Cependant, la production de la berline 1900 cessera en 1959, et la berline 2000 prendra sa place sur le marché, en prenant de la hauteur. Alors que la 1900 pourrait être considérée aujourd'hui comme une voiture du segment D, la 2000 Saloon, avec ses 4,7 mètres et son empattement de 2 720 millimètres, correspondait davantage à ce qui serait aujourd'hui le segment E, avec une voiture plus confortable, plus représentative qu'une voiture de sport.

Le lancement de la Giulietta en tant que pseudo-segment C, positionnée dans une gamme de prix inférieure, mais avec un volume de ventes plus élevé, en dessous de la 1900, a également permis à la 2000 de jouer vers le haut. Mais l'an 2000 n'a pas fait long feu.
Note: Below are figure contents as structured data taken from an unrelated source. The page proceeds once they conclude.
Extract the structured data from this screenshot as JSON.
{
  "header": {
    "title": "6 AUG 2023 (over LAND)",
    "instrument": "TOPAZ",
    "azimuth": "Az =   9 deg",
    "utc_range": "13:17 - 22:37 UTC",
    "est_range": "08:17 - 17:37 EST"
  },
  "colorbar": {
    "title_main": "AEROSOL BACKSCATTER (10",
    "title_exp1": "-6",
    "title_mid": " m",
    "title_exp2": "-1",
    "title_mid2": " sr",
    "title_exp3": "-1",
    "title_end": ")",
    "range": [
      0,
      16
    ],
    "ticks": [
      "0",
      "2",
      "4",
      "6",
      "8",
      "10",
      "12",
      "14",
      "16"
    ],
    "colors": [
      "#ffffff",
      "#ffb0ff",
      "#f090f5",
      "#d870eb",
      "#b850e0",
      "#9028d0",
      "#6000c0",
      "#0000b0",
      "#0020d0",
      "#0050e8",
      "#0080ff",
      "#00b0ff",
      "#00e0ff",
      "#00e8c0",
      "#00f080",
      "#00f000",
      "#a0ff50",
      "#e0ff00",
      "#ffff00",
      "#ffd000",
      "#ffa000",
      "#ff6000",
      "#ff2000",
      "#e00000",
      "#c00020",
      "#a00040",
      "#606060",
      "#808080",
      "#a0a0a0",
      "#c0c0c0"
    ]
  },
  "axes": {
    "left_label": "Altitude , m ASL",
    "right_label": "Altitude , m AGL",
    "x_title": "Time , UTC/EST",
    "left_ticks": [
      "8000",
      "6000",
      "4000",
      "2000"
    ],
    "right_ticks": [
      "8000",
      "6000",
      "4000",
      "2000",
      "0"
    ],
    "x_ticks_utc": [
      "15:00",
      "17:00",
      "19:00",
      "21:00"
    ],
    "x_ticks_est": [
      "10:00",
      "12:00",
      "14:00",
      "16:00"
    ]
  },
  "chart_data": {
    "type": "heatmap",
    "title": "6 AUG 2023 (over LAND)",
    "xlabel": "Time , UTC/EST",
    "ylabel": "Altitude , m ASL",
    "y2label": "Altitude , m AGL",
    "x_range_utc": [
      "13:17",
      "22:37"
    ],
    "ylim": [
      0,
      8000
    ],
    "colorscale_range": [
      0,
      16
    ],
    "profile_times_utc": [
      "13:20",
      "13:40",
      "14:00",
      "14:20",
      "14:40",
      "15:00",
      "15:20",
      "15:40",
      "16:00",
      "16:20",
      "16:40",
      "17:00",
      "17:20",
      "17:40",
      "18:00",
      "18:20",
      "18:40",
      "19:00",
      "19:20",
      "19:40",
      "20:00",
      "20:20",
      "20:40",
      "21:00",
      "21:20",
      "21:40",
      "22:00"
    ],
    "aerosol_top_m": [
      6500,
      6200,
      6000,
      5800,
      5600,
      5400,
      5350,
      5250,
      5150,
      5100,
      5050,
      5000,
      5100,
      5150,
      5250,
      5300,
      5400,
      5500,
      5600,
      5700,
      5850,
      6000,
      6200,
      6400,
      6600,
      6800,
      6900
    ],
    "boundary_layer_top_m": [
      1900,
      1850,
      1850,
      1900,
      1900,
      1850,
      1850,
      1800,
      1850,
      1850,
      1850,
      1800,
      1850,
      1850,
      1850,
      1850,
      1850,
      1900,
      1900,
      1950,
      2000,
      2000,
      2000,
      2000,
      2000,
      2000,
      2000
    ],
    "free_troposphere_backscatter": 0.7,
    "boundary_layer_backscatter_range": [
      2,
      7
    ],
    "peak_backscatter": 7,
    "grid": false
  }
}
En 1962, la Giulia apparaît comme le véritable successeur de la 1900, plus compacte et plus économique que la 2000 susmentionnée, qui évoluera à son tour pour devenir la 2600 en 1961, la plaçant déjà dans ce qui serait aujourd'hui le segment E, avec un moteur plus grand et plus puissant.

Et la Giulia 1962 sera notre prochaine étape dans cette collection d'articles.